SEASON'S GREETINGS
SEASON’S GREETINGS
The UK Greetings Card Association estimates that even in these days of Facebook, Zoom and email we send nearly a billion Christmas cards every year. In this socially-distanced year it’s even more important to keep in touch with friends. But when did this tradition begin?
The first Christmas card was commissioned by Henry Cole in 1843. Cole was a friend of Prince Albert through his membership of the Royal Society - Prince Albert was Royal Patron and admired Cole greatly. Whenever energy and enterprise were required Albert is supposed to have said, ‘We must have steam, get Cole!’
They worked closely together on the Great Exhibition in 1851. It was a tremendous popular and commercial success with over six million visitors and the profit was used to improve education in the arts and sciences by creating ‘a schoolroom for everyone’. In 1857 the South Kensington Museum opened with Henry Cole as its first Director and admission was free. We know it as the Victoria & Albert Museum –the V&A - with a wing named after Cole, and admission is still free.

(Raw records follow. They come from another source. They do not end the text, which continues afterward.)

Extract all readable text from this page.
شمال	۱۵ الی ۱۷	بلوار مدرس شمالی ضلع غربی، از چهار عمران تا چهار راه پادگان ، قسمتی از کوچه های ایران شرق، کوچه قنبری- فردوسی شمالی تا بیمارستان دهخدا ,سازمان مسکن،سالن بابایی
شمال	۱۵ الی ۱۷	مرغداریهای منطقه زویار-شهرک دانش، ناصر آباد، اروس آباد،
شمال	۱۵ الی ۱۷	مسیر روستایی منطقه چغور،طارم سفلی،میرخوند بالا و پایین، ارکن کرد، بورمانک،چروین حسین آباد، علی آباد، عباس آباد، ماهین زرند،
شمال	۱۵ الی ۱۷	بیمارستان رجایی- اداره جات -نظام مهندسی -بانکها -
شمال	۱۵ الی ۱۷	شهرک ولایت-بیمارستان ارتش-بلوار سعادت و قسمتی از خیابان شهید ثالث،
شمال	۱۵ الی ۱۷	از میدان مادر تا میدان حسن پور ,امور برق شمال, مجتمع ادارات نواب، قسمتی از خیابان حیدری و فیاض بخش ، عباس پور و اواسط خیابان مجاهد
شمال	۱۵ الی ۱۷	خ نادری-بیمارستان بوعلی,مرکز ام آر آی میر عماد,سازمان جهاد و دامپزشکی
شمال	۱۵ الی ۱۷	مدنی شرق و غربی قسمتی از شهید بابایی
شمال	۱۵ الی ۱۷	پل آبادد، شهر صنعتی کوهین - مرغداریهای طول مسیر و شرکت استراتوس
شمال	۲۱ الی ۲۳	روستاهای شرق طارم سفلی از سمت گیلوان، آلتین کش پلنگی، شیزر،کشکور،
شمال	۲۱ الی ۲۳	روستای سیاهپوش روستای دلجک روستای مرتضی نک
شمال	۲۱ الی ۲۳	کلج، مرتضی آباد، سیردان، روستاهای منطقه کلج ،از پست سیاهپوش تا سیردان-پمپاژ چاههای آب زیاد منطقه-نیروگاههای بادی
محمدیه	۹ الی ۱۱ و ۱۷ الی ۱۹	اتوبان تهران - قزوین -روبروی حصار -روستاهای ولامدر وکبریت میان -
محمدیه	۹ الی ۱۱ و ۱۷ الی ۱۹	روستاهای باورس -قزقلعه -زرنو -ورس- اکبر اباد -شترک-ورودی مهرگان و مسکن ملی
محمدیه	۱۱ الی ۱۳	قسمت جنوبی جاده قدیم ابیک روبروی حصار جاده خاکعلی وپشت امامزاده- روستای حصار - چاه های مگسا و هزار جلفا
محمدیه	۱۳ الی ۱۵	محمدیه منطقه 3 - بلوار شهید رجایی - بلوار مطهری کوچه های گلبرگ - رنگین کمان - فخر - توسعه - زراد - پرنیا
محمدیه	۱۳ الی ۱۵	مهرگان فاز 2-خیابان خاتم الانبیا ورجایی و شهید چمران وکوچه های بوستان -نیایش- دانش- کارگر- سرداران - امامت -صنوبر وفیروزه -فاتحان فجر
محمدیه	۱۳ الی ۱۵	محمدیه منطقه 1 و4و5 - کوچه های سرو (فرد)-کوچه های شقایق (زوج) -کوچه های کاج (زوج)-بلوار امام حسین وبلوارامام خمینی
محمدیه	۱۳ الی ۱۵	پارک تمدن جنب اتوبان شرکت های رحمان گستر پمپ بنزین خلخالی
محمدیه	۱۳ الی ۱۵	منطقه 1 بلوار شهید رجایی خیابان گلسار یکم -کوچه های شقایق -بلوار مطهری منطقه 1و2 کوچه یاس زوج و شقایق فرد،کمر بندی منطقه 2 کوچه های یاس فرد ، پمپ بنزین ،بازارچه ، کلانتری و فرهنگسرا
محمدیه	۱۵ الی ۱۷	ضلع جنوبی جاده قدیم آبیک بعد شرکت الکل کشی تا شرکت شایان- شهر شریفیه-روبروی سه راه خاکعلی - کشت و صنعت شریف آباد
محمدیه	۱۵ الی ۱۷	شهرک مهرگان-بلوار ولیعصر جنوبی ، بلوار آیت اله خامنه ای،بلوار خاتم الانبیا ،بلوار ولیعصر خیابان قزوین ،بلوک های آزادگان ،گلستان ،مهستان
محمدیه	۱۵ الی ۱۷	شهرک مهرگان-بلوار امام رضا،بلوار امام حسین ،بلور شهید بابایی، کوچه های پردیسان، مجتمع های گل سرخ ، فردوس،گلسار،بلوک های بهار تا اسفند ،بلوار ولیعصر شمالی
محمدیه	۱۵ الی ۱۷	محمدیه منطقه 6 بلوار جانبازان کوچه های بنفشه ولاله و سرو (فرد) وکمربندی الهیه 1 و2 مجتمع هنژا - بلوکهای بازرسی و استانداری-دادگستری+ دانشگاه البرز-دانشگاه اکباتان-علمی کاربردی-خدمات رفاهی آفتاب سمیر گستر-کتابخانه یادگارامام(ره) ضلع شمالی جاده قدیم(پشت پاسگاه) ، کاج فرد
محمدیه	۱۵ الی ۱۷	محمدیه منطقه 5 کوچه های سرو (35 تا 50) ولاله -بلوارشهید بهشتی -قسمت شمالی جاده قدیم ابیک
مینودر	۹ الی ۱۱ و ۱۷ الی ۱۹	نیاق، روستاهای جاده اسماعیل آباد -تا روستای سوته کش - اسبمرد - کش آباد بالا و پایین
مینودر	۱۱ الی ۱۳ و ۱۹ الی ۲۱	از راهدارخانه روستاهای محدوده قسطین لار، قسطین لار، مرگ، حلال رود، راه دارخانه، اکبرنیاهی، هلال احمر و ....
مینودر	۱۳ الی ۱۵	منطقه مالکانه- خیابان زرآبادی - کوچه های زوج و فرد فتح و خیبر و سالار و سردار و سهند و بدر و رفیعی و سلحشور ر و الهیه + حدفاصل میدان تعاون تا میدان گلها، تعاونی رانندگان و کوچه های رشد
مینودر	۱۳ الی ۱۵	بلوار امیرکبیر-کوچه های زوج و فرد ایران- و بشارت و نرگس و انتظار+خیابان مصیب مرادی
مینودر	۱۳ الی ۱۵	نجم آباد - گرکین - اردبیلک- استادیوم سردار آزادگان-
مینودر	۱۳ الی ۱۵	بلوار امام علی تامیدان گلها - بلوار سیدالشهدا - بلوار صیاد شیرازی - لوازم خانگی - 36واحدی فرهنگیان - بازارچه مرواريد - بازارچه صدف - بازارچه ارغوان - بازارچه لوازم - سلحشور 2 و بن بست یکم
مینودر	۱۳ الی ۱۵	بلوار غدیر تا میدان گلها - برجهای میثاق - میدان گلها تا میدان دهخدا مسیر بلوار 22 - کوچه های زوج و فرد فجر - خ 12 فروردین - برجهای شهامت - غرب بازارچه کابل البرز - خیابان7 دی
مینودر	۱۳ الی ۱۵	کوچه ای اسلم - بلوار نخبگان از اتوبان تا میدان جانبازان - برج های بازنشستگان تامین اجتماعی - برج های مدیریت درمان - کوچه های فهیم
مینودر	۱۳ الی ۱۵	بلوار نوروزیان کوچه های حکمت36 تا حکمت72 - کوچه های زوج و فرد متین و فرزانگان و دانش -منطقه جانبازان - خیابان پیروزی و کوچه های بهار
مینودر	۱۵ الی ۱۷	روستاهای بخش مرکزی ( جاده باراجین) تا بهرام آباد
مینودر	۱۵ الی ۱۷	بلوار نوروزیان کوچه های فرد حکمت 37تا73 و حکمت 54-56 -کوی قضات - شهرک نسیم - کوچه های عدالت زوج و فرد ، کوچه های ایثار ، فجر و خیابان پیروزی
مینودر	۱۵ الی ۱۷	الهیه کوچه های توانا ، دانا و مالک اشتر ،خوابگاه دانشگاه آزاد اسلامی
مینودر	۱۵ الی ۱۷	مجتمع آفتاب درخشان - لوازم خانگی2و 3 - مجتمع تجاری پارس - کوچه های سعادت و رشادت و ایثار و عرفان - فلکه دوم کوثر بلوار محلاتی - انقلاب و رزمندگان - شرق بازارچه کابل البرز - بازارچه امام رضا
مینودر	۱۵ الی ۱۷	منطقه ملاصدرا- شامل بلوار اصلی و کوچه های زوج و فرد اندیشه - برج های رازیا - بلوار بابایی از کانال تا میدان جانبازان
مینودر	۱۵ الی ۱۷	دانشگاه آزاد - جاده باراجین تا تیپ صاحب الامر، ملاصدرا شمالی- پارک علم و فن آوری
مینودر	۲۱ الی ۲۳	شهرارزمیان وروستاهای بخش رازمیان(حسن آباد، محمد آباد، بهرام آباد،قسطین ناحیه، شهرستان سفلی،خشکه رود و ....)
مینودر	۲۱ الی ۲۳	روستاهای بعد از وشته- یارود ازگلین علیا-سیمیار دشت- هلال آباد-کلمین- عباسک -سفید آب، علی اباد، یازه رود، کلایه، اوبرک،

Cole also played a key role in the introduction of the Universal Penny Post, in which all post cost one penny per half-ounce to any town in Britain. This rapidly increased the volume of mail and encouraged the exchange of seasonal greetings cards. Cole is also sometimes credited with the design of the Penny Black which features the image of his friend Albert’s wife, Queen Victoria.
Cole was a very busy and successful man and wanted to find a way to send greetings to his family, friends, and business associates without having to write individually to each. He commissioned his friend John Callcott Horsley, a member of the Royal Academy, to design a card. Cole’s diary entry for 17 December 1843 records, ‘in the evening Horsley came and brought his design for Christmas cards.’
This is his design, the first commercial Christmas card. It’s a triptych, a single sheet, the size of a post card, lithographed in black on white card by Mr J R Jobbins of Holborn, with the middle section coloured by hand by a Mr Mason.
Horsley’s design shows three generations of a family (possibly Cole’s) raising a toast. The two outer panels show acts of charity, feeding the hungry and clothing being given to the deserving poor. (‘A Christmas Carol’ by Charles Dickens was also published in December 1843 so a sense of social conscience was clearly in the zeitgeist.) The middle panel caused controversy at the time as it clearly shows a child drinking wine. Temperance movements like the Band of Hope questioned the morality of the design – ‘No drunkard shall inherit the Earth.
At the top is space for the sender to write the recipient’s name and include their own at the base.
A limited edition of about a thousand were produced and those Cole didn’t use were sold for one shilling each – about £5 in today’s money. Fewer than 30 of these cards are known to still exist and today (9 December 2020) one sold at Christie’s for £13,750.